Vegetable oils such as argan oil are also helpful: Atopic dermatitis patients should benefit from the healing properties of the oil - as well as people with psoriasis, for example. The ingredients of argan oil include linoleic acid. This omega-6 fatty acid is an important part of the skin.

Other valuable vegetable oils include evening primrose oil, black cumin oil and borage seed oil. They are high in gamma linolenic acid. This omega-6 fatty acid can have anti-inflammatory effects in atopic eczema. Patients can take the oils in capsule form or apply them externally as an ointment or cream.

Some patients support neurodermatitis treatment with aloe vera. Extracts of the cactus-like plant are said to have various healing effects. Aloe vera is said to provide the skin with moisture and promote its regeneration. In addition, it should have anti-germ (antimicrobial) and anti-inflammatory properties.

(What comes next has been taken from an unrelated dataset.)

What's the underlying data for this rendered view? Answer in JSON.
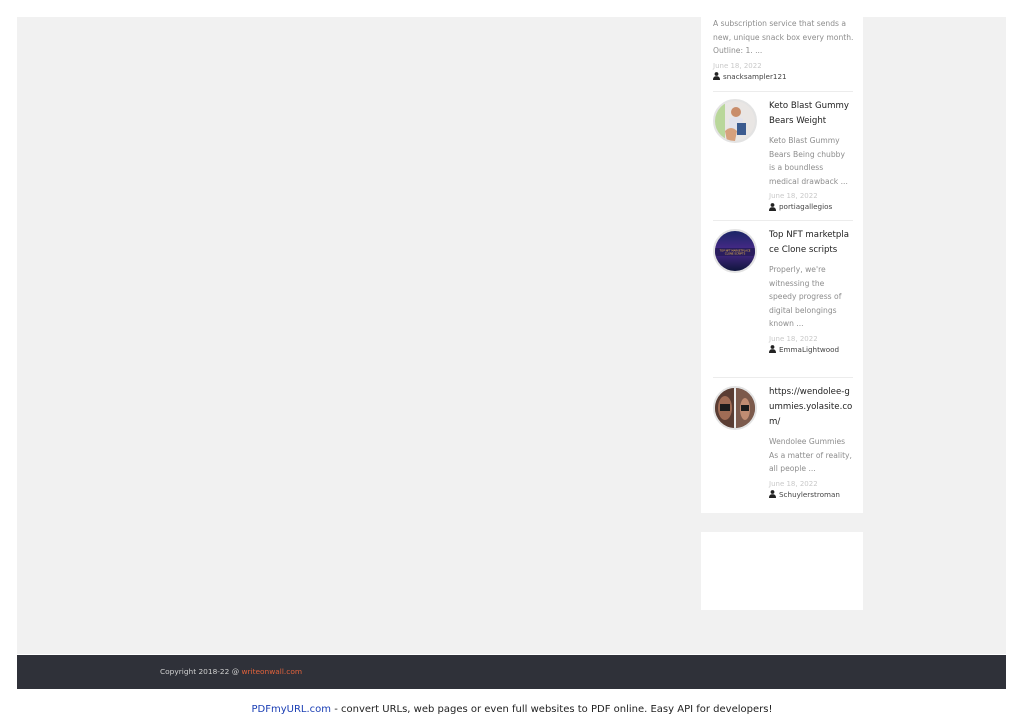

Some patients also use Schüssler salts. Neurodermatitis symptoms such as dry skin or inflammatory skin changes should be able to be successfully alleviated.

Home remedies for eczema

Home remedies for atopic dermatitis are, for example, cool, moist compresses (with water) against the itching. You can also first apply a suitable care product to your skin and then apply the envelope.

Some patients prefer envelopes with chamomile flowers. The medicinal plant has an anti-inflammatory effect. Pour a tablespoon of chamomile flowers over a cup of boiling water. Cover and let stand for five to ten minutes before straining the plant parts. Once the tea has cooled, dip a linen cloth into it. You then place this on the diseased skin areas and tie a dry cloth around it. Leave the poultice on for 20 minutes.

Anyone who is allergic to chamomile should not use the plant - neither externally nor internally.

Full baths with an extract from oat straw can also help with neurodermatitis: the silica in the straw promotes wound healing. The contained flavonoids increase blood circulation. This can strengthen the local immune system.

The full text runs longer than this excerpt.